Saegusa Takumi, Shojaie Ali
Department of Mathematics, University of Maryland, College Park, MD 20742 USA.
Department of Biostatistics, University of Washington, Seattle, WA 98195 USA.
Electron J Stat. 2016;10(1):1341-1392. doi: 10.1214/16-EJS1137. Epub 2016 May 31.

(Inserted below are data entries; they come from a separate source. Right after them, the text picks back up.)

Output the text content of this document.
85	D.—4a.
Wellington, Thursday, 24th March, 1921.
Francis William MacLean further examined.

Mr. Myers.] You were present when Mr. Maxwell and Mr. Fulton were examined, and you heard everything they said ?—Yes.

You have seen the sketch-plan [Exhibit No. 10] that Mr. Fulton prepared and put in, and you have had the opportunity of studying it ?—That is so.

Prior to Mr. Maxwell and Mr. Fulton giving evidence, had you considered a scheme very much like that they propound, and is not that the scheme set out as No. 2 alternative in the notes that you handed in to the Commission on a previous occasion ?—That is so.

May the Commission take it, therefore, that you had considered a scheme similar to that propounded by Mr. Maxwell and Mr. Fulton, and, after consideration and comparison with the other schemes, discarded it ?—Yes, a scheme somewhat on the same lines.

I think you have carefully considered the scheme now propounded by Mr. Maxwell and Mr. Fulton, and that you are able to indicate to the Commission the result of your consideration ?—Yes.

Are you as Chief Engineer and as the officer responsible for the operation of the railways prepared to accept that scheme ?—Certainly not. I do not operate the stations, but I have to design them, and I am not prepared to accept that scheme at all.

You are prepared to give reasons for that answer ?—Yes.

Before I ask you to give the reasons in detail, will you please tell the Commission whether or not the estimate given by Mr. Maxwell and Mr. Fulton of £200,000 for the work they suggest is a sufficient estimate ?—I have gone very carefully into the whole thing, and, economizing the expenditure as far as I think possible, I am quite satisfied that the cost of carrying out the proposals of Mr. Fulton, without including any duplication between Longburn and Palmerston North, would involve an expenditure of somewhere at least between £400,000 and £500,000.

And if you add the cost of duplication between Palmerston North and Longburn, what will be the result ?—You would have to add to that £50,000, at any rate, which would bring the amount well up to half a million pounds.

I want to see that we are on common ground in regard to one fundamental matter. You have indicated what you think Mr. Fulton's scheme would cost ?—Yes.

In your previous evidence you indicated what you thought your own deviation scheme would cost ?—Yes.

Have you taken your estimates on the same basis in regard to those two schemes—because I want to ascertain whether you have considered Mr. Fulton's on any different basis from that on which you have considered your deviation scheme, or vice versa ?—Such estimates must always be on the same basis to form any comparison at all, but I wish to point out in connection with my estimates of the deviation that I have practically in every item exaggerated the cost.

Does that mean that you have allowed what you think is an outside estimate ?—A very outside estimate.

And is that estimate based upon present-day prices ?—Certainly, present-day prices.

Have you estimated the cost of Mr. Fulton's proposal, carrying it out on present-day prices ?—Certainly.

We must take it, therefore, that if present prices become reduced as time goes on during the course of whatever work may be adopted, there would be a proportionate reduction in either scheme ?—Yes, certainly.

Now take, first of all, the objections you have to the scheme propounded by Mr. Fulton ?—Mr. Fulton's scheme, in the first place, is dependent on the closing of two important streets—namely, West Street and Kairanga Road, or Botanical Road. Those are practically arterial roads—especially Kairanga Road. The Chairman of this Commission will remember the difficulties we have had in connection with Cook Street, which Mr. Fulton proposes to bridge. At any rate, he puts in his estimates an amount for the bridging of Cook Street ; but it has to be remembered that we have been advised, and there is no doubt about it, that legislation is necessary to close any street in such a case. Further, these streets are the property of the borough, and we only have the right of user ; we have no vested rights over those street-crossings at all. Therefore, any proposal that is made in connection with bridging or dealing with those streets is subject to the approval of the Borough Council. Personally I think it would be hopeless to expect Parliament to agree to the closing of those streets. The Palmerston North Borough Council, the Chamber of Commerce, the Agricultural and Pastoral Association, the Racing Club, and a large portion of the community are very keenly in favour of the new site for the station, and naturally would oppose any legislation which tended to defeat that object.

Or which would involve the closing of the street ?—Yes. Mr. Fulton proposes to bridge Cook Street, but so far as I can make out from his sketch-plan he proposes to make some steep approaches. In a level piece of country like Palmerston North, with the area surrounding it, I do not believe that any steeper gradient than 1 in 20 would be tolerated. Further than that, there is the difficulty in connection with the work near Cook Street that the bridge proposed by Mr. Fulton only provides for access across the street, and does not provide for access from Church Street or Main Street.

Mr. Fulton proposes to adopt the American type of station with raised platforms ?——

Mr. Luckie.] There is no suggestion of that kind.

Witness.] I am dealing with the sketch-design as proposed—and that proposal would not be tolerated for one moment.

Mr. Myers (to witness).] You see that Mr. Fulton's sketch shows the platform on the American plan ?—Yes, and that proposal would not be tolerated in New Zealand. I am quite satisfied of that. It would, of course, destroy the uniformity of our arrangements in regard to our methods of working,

We introduce a general framework for estimation of inverse covariance, or precision, matrices from heterogeneous populations. The proposed framework uses a Laplacian shrinkage penalty to encourage similarity among estimates from disparate, but related, subpopulations, while allowing for differences among matrices. We propose an efficient alternating direction method of multipliers (ADMM) algorithm for parameter estimation, as well as its extension for faster computation in high dimensions by thresholding the empirical covariance matrix to identify the joint block diagonal structure in the estimated precision matrices. We establish both variable selection and norm consistency of the proposed estimator for distributions with exponential or polynomial tails. Further, to extend the applicability of the method to the settings with unknown populations structure, we propose a Laplacian penalty based on hierarchical clustering, and discuss conditions under which this data-driven choice results in consistent estimation of precision matrices in heterogenous populations. Extensive numerical studies and applications to gene expression data from subtypes of cancer with distinct clinical outcomes indicate the potential advantages of the proposed method over existing approaches.
我们介绍了一种用于从异质总体中估计逆协方差矩阵或精度矩阵的通用框架。所提出的框架使用拉普拉斯收缩惩罚来促进来自不同但相关的子总体的估计之间的相似性,同时允许矩阵之间存在差异。我们提出了一种用于参数估计的高效交替方向乘子法(ADMM)算法,以及通过对经验协方差矩阵进行阈值处理以识别估计精度矩阵中的联合块对角结构来在高维中进行更快计算的扩展方法。我们为具有指数或多项式尾部的分布建立了所提出估计器的变量选择和范数一致性。此外,为了将该方法的适用性扩展到总体结构未知的情况,我们提出了一种基于层次聚类的拉普拉斯惩罚,并讨论了在哪些条件下这种数据驱动的选择会导致在异质总体中对精度矩阵进行一致估计。广泛的数值研究以及对具有不同临床结果的癌症亚型的基因表达数据的应用表明,所提出的方法相对于现有方法具有潜在优势。